Navidad es un misterio. No podemos explicarnos por qué Dios se hizo
hombre. Goza de felicidad infinita; nada ni nadie puede aumentar esa felicidad
y esa dicha. ¿Por qué, pues, quiso Dios hacerse hombre en este
mundo, lleno de egoísmo y de odios?
La Iglesia, cada vez que recitamos en Credo, pone en nuestros labios estas elocuentes
palabras: Cristo "por nosotros los hombre y por nuestra salvación
bajó del cielo y por obra del Espíritu Santo se encarnó
de la Virgen María y se hizo hombre". Cuando estas palabras son
pronunciadas en las Misas de Navidad, caemos de rodillas y guardamos respetuoso
silencio... Estamos ante un misterio.
Sí, Navidad es un misterio, misterio de amor. "Dios, que es rico
en misericordia, nos dice San Pablo por el gran amor con que nos
amó, y estando nosotros muertos por nuestros delitos, nos dio vida por
Cristo" (Ef 2, 4-5).
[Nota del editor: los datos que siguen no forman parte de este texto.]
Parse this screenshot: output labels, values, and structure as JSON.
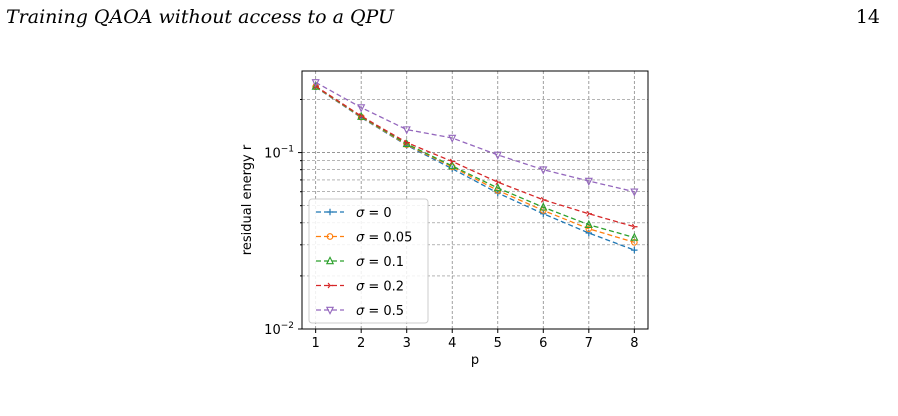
{
  "page": {
    "running_title": "Training QAOA without access to a QPU",
    "page_number": "14"
  },
  "chart_data": {
    "type": "line",
    "xlabel": "p",
    "ylabel": "residual energy r",
    "x": [
      1,
      2,
      3,
      4,
      5,
      6,
      7,
      8
    ],
    "xlim": [
      0.7,
      8.3
    ],
    "ylim": [
      0.01,
      0.29
    ],
    "yscale": "log",
    "y_tick_labels": [
      {
        "value": 0.1,
        "base": "10",
        "exp": "−1"
      },
      {
        "value": 0.01,
        "base": "10",
        "exp": "−2"
      }
    ],
    "grid": true,
    "legend_position": "lower-left",
    "series": [
      {
        "name": "σ = 0",
        "sigma": "0",
        "color": "#1f77b4",
        "marker": "plus",
        "values": [
          0.235,
          0.158,
          0.11,
          0.081,
          0.059,
          0.045,
          0.035,
          0.028
        ]
      },
      {
        "name": "σ = 0.05",
        "sigma": "0.05",
        "color": "#ff7f0e",
        "marker": "circle",
        "values": [
          0.236,
          0.159,
          0.111,
          0.083,
          0.061,
          0.047,
          0.037,
          0.031
        ]
      },
      {
        "name": "σ = 0.1",
        "sigma": "0.1",
        "color": "#2ca02c",
        "marker": "triangle-up",
        "values": [
          0.237,
          0.16,
          0.112,
          0.084,
          0.063,
          0.049,
          0.039,
          0.033
        ]
      },
      {
        "name": "σ = 0.2",
        "sigma": "0.2",
        "color": "#d62728",
        "marker": "tri-right",
        "values": [
          0.238,
          0.161,
          0.114,
          0.089,
          0.068,
          0.054,
          0.045,
          0.038
        ]
      },
      {
        "name": "σ = 0.5",
        "sigma": "0.5",
        "color": "#9467bd",
        "marker": "triangle-down",
        "values": [
          0.25,
          0.18,
          0.135,
          0.121,
          0.097,
          0.08,
          0.069,
          0.06
        ]
      }
    ]
  }
}
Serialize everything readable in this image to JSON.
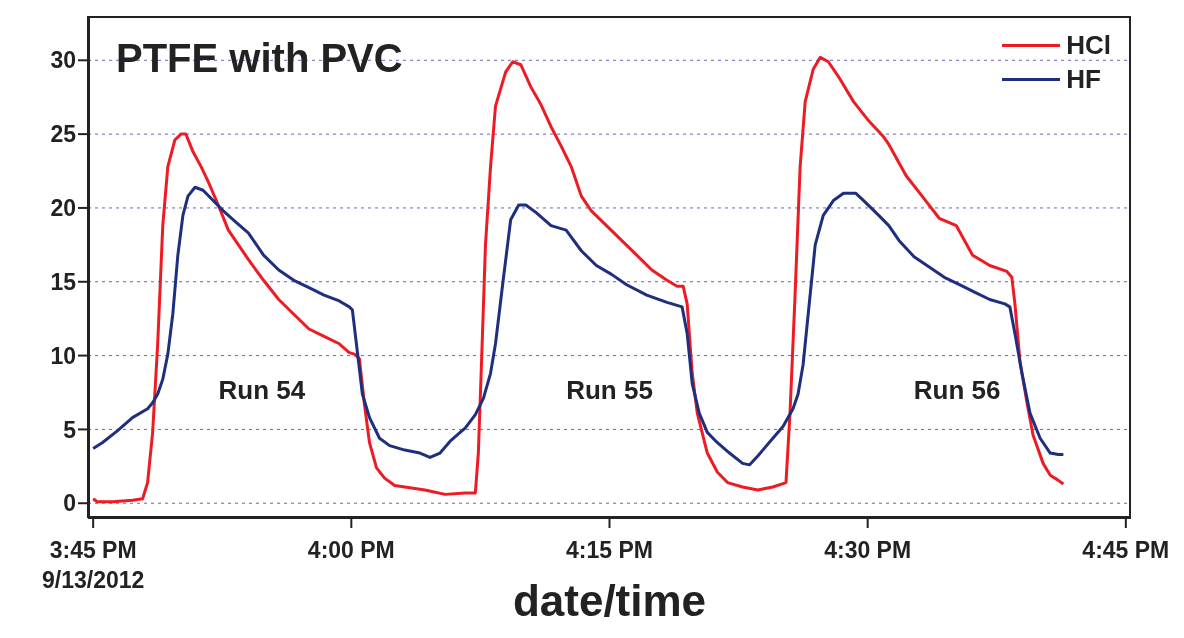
{
  "chart_data": {
    "type": "line",
    "title": "PTFE with PVC",
    "xlabel": "date/time",
    "xlim": [
      15.745,
      16.755
    ],
    "ylim": [
      -1,
      33
    ],
    "xticks": [
      {
        "value": 15.75,
        "label": "3:45 PM\n9/13/2012"
      },
      {
        "value": 16,
        "label": "4:00 PM"
      },
      {
        "value": 16.25,
        "label": "4:15 PM"
      },
      {
        "value": 16.5,
        "label": "4:30 PM"
      },
      {
        "value": 16.75,
        "label": "4:45 PM"
      }
    ],
    "yticks": [
      0,
      5,
      10,
      15,
      20,
      25,
      30
    ],
    "grid": "y",
    "legend": "top right",
    "marker": "none",
    "line_style": "solid",
    "annotations": [
      "Run 54",
      "Run 55",
      "Run 56"
    ],
    "series": [
      {
        "name": "HCl",
        "color": "#ed1c24",
        "x": [
          15.75,
          15.7539,
          15.7686,
          15.7881,
          15.7979,
          15.8027,
          15.8076,
          15.8125,
          15.8174,
          15.8223,
          15.8291,
          15.835,
          15.8398,
          15.8467,
          15.8545,
          15.8613,
          15.8711,
          15.8809,
          15.8877,
          15.9004,
          15.915,
          15.9297,
          15.9443,
          15.959,
          15.9736,
          15.9883,
          15.998,
          16.0029,
          16.0078,
          16.0127,
          16.0176,
          16.0244,
          16.0322,
          16.042,
          16.0518,
          16.0713,
          16.0908,
          16.1104,
          16.1201,
          16.123,
          16.126,
          16.1299,
          16.1348,
          16.1396,
          16.1494,
          16.1563,
          16.1641,
          16.1738,
          16.1836,
          16.1934,
          16.2031,
          16.2129,
          16.2227,
          16.2324,
          16.2471,
          16.2617,
          16.2764,
          16.291,
          16.3057,
          16.3154,
          16.3213,
          16.3252,
          16.3301,
          16.335,
          16.3447,
          16.3545,
          16.3643,
          16.3789,
          16.3936,
          16.4082,
          16.4209,
          16.4248,
          16.4297,
          16.4346,
          16.4395,
          16.4473,
          16.4541,
          16.4619,
          16.4717,
          16.4863,
          16.501,
          16.5156,
          16.5205,
          16.5371,
          16.5527,
          16.5693,
          16.5859,
          16.6016,
          16.6182,
          16.6348,
          16.6396,
          16.6426,
          16.6475,
          16.6543,
          16.6602,
          16.6699,
          16.6768,
          16.6836,
          16.6895
        ],
        "values": [
          0.3,
          0.1,
          0.1,
          0.2,
          0.3,
          1.4,
          4.8,
          10.8,
          18.8,
          22.8,
          24.6,
          25.0,
          25.0,
          23.8,
          22.8,
          21.8,
          20.2,
          18.5,
          17.8,
          16.5,
          15.1,
          13.8,
          12.8,
          11.8,
          11.3,
          10.8,
          10.2,
          10.1,
          9.8,
          6.7,
          4.1,
          2.4,
          1.7,
          1.2,
          1.1,
          0.9,
          0.6,
          0.7,
          0.7,
          3.4,
          9.4,
          17.5,
          22.8,
          26.9,
          29.2,
          29.9,
          29.7,
          28.2,
          27.0,
          25.5,
          24.2,
          22.8,
          20.8,
          19.8,
          18.8,
          17.8,
          16.8,
          15.8,
          15.1,
          14.7,
          14.7,
          13.5,
          8.8,
          6.1,
          3.4,
          2.1,
          1.4,
          1.1,
          0.9,
          1.1,
          1.4,
          6.1,
          14.1,
          22.8,
          27.2,
          29.4,
          30.2,
          29.9,
          28.9,
          27.2,
          25.9,
          24.8,
          24.3,
          22.2,
          20.8,
          19.3,
          18.8,
          16.8,
          16.1,
          15.7,
          15.3,
          13.5,
          9.6,
          6.8,
          4.6,
          2.7,
          1.9,
          1.6,
          1.3
        ]
      },
      {
        "name": "HF",
        "color": "#1f2f7f",
        "x": [
          15.75,
          15.7588,
          15.7734,
          15.7881,
          15.8027,
          15.8076,
          15.8125,
          15.8174,
          15.8223,
          15.8271,
          15.832,
          15.8369,
          15.8418,
          15.8486,
          15.8564,
          15.8662,
          15.876,
          15.8857,
          15.9004,
          15.915,
          15.9297,
          15.9443,
          15.959,
          15.9736,
          15.9883,
          15.998,
          16.001,
          16.0049,
          16.0107,
          16.0176,
          16.0273,
          16.0371,
          16.0518,
          16.0664,
          16.0762,
          16.0859,
          16.0957,
          16.1104,
          16.1201,
          16.1279,
          16.1348,
          16.1396,
          16.1465,
          16.1543,
          16.1621,
          16.1689,
          16.1787,
          16.1934,
          16.208,
          16.2227,
          16.2373,
          16.252,
          16.2666,
          16.2861,
          16.3057,
          16.3203,
          16.3252,
          16.3301,
          16.3369,
          16.3447,
          16.3545,
          16.3662,
          16.3789,
          16.3857,
          16.3936,
          16.4082,
          16.418,
          16.4277,
          16.4326,
          16.4375,
          16.4424,
          16.4492,
          16.457,
          16.4668,
          16.4766,
          16.4883,
          16.4961,
          16.5107,
          16.5205,
          16.5303,
          16.5449,
          16.5596,
          16.5742,
          16.5889,
          16.6035,
          16.6182,
          16.6328,
          16.6377,
          16.6426,
          16.6494,
          16.6572,
          16.667,
          16.6768,
          16.6846,
          16.6895
        ],
        "values": [
          3.7,
          4.1,
          4.9,
          5.8,
          6.4,
          6.8,
          7.4,
          8.4,
          10.1,
          12.8,
          16.8,
          19.5,
          20.8,
          21.4,
          21.2,
          20.5,
          19.8,
          19.2,
          18.3,
          16.8,
          15.8,
          15.1,
          14.6,
          14.1,
          13.7,
          13.3,
          13.1,
          10.8,
          7.4,
          5.8,
          4.4,
          3.9,
          3.6,
          3.4,
          3.1,
          3.4,
          4.2,
          5.1,
          6.0,
          7.1,
          8.8,
          10.8,
          14.8,
          19.2,
          20.2,
          20.2,
          19.7,
          18.8,
          18.5,
          17.1,
          16.1,
          15.5,
          14.8,
          14.1,
          13.6,
          13.3,
          11.5,
          8.1,
          6.1,
          4.8,
          4.1,
          3.4,
          2.7,
          2.6,
          3.2,
          4.4,
          5.2,
          6.4,
          7.4,
          9.4,
          12.8,
          17.5,
          19.5,
          20.5,
          21.0,
          21.0,
          20.5,
          19.5,
          18.8,
          17.8,
          16.7,
          16.0,
          15.3,
          14.8,
          14.3,
          13.8,
          13.5,
          13.3,
          11.5,
          8.8,
          6.1,
          4.4,
          3.4,
          3.3,
          3.3
        ]
      }
    ]
  }
}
La Liturgia nos habla estos días navideños
de un santo intercambio. Nosotros le damos a Dios lo que él nos ha dado
primero: nuestra condición humana; Él, en cambio, nos regala su
vida divina. Nosotros le entregamos nuestra vida efímera, nuestras miserias
y el cúmulo de nuestros pecados; Él, a cambio, nos obsequia el
perdón, la gracia y la vida eterna. Estamos ante un misterio de amor.
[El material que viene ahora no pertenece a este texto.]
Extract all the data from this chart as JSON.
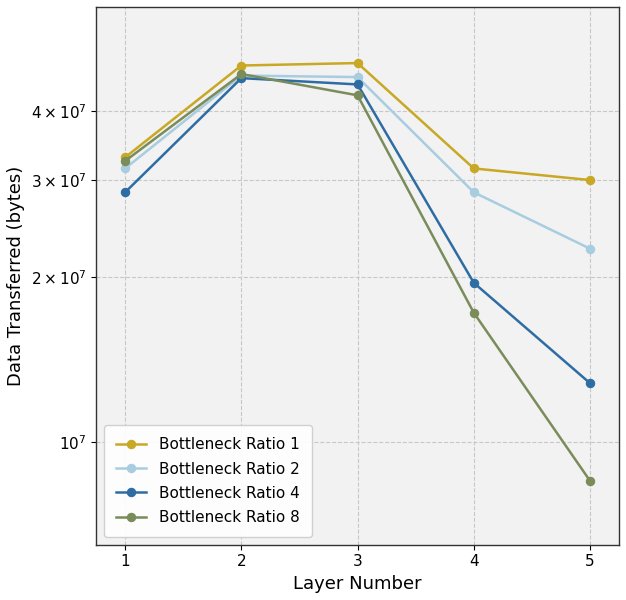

El amor es lo que define la Navidad. Es también la lección que
más necesitamos. Al mundo le hace falta amor. Los individuos, las familias
y la sociedad en general necesitan aprender a amar. Después de veinte
siglos casi exactos del Nacimiento de Cristo, viendo a los humildes pastores
acudir a adorar al Recién Nacido, también nosotros debemos acercarnos
a la Gruta de Belén para agradecer tanto amor y animarnos a amar de verdad
a Cristo y a nuestros hermanos. Esa es la lección que nos da el Divino
Niño. No hay otra respuesta de nuestra parte a ese misterio de amor.
Esa ha de ser la obligación de todos los días. La promesa de amar
ha de ser, de nuestra parte, el regalo obligatorio esta Navidad.